Abstract
Marco Ademollo, in his contribution to this Volume, has given a review of early work that led to string theory. I will complement this view of that period and its origin. My main purpose is to go further back in time and put the appearance of string theory work in the context of the evolution of the theory of elementary particles.
Introduction
Just after the end of the second world war, the resounding confirmation of relativistic field theory (more precisely, quantum electrodynamics) took place with Lamb's measurement of the level shifts in hydrogen and Schwinger's calculation of the electron magnetic moment, which differed from the value predicted from Dirac's equation.
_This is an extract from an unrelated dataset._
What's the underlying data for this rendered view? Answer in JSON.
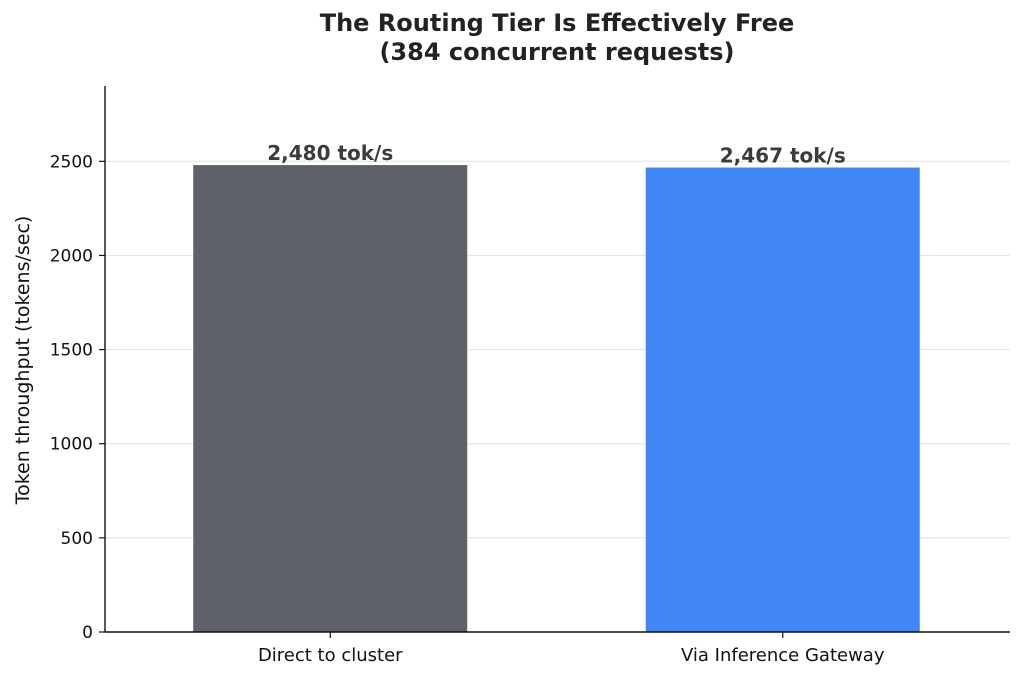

Renormalization theory with American, European, and Japanese contributions gave remarkable results with accuracies beyond one part in one hundred million.
All of these results were obtained using perturbation theory and though the agreement was remarkable, questions of principle on whether the series are convergent and divergences exist, requiring a modification of the theory, loomed in the discussions.
Soon after, with the discovery of mesons, and later other baryons, besides the proton and neutron, attention concentrated on the strong interactions. Pauli, Wentzel, Tamm, Dancoff, Dyson and others worked on the problem (for a short review, see Salpeter [Sal08]).
The natural thing to do was to write a Lagrangian for mesons and nucleons, and try all possible couplings in perturbation theory. It soon became clear that these calculations did not describe the experimental data.